With one light and a pale background, I was getting too much shadow.  There were two ways to fix that.  One was to use a second strobe on the opposite side.  The other was to use a darker backdrop.  O.K.  Those aren't the only two ways, but they are the ones I was thinking of.  If I wanted to do this on locations, though, I would have to buy a second portable, battery powered strobe.  

It was midafternoon now, and I was sick and hot and tired and beat.  I wanted to lie down and take a nap.  I didn't have it in me to take down the whole thing and put up another canvas.  I didn't think I had it in me to put everything away to tell the truth, but it had to be done.  This was a thing I had wanted to do.  I wanted to see what it would take.  What it was going to take now was a lot of energy putting things away.  

So I broke down the backdrop and began taking my camera and strobe and tripods and chair back into the house.  After that, I faced folding the big backdrops by myself.  I would have to buck up.  This was going to be like packing away sails on a boat, I said, a big boat with heavy sails.  
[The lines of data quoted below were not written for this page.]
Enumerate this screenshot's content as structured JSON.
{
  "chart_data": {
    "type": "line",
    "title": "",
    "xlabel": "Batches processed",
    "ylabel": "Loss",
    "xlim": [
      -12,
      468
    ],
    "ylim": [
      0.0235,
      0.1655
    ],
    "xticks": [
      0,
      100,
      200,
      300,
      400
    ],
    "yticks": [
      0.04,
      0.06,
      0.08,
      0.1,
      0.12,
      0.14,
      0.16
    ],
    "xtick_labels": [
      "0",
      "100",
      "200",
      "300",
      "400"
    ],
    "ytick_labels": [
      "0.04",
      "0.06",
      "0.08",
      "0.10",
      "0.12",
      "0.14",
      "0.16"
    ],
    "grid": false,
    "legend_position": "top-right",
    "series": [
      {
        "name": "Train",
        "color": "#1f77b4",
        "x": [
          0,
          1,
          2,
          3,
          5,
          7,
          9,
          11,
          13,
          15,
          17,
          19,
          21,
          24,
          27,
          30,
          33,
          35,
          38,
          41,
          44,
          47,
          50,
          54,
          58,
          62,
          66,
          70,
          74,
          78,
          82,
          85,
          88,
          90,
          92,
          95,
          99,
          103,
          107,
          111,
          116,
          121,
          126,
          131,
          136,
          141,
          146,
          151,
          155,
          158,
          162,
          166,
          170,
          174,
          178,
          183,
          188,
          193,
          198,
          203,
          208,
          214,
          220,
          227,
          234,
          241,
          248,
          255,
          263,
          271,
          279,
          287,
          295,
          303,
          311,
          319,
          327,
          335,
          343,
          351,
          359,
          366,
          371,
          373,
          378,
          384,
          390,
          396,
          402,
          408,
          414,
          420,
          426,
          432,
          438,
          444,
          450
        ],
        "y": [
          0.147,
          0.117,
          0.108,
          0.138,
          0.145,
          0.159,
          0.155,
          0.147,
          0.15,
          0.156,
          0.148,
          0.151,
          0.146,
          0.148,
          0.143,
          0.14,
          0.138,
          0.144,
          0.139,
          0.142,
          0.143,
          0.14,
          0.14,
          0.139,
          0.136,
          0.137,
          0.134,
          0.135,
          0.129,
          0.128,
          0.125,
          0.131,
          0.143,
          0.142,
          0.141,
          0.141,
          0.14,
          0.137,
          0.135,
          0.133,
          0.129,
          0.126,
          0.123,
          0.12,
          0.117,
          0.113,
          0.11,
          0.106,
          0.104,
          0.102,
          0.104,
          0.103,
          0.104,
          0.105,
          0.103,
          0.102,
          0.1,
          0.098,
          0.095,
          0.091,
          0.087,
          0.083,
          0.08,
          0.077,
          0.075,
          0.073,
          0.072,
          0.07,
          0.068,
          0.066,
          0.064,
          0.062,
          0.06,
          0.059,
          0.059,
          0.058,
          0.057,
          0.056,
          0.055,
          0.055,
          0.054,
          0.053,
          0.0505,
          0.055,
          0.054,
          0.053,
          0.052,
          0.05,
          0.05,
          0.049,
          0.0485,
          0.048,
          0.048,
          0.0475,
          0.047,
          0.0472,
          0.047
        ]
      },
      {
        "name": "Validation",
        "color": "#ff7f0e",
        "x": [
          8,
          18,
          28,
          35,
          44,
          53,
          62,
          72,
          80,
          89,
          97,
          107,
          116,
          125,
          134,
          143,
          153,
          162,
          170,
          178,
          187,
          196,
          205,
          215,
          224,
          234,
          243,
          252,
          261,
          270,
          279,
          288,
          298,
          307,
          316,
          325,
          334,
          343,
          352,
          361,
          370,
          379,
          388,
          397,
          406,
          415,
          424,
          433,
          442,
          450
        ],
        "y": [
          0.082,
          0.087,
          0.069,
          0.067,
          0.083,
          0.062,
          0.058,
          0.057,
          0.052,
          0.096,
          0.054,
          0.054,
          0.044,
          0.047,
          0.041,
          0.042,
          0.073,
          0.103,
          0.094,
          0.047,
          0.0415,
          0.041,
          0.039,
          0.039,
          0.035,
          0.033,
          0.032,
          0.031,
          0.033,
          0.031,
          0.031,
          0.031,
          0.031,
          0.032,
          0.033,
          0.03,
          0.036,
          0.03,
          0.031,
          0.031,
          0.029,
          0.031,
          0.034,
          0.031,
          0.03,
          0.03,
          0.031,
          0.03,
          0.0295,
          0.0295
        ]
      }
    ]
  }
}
I am not very good at folding things.  

But I got better.  I took my time and brought the ends together, then, as I had some distant memory of watching Ili fold sheets, I took up folds of fabric in between until I got to the other end, then, letting go of the folds,  I halved the canvas and laid it down and walked to the other end and did the same thing.  Then again, and Jesus, Joseph, and Mary. . . it was working.  And once the ten or twelve feet had been folded into something three feet wide, I made three foot folds lengthwise, and VOILA!  

I felt accomplished and quite proud.  

I did the next one and the next one and the next one until all of them were neatly stacked in a pile.  Then one by one, I took them back and packed them into the container.  

And by then, my lower back was barking.  

Since my cousin was leaving in the morning, I had told my mother I would make a dinner in the InstaPot and bring it over.  I needed to go get fixings.  I was making a chicken stew.  

By five, the stew was ready and I was clean.  I felt like shit, but it was time to go.  

The stew was not all that good. 

By the time I got back home, my alma mater was eight points behind Auburn in the NCAA Tournament semi-fiamls.  It was halftime.  I searched once again for a way to watch the game and eventually found that I could stream it on my phone but could not watch it on tv.  WTF sense did that make?  Capitalist sense, I guessed.  The Greedheads had somehow run the numbers, etc.  

I sat on my couch, phone in hand, and watched my team come back to win impressively.  Victory!  On to the Championship game.  

When I woke this morning and got out of bed at five, my back was stiff and sore.  And now with sunrise I am very tired and will try to get a little more sleep.  There is something I should want to do today, but I don't want to say it in case I don't do it and have nothing to show.  We'll see.  There was a reason for setting up the outdoor studio and lights yesterday, but I am pretty sure I am still lacking courage.  

My phone neither rings nor pings.  I hope I sleep.  I'm going to need to figure out what will happen to all my things.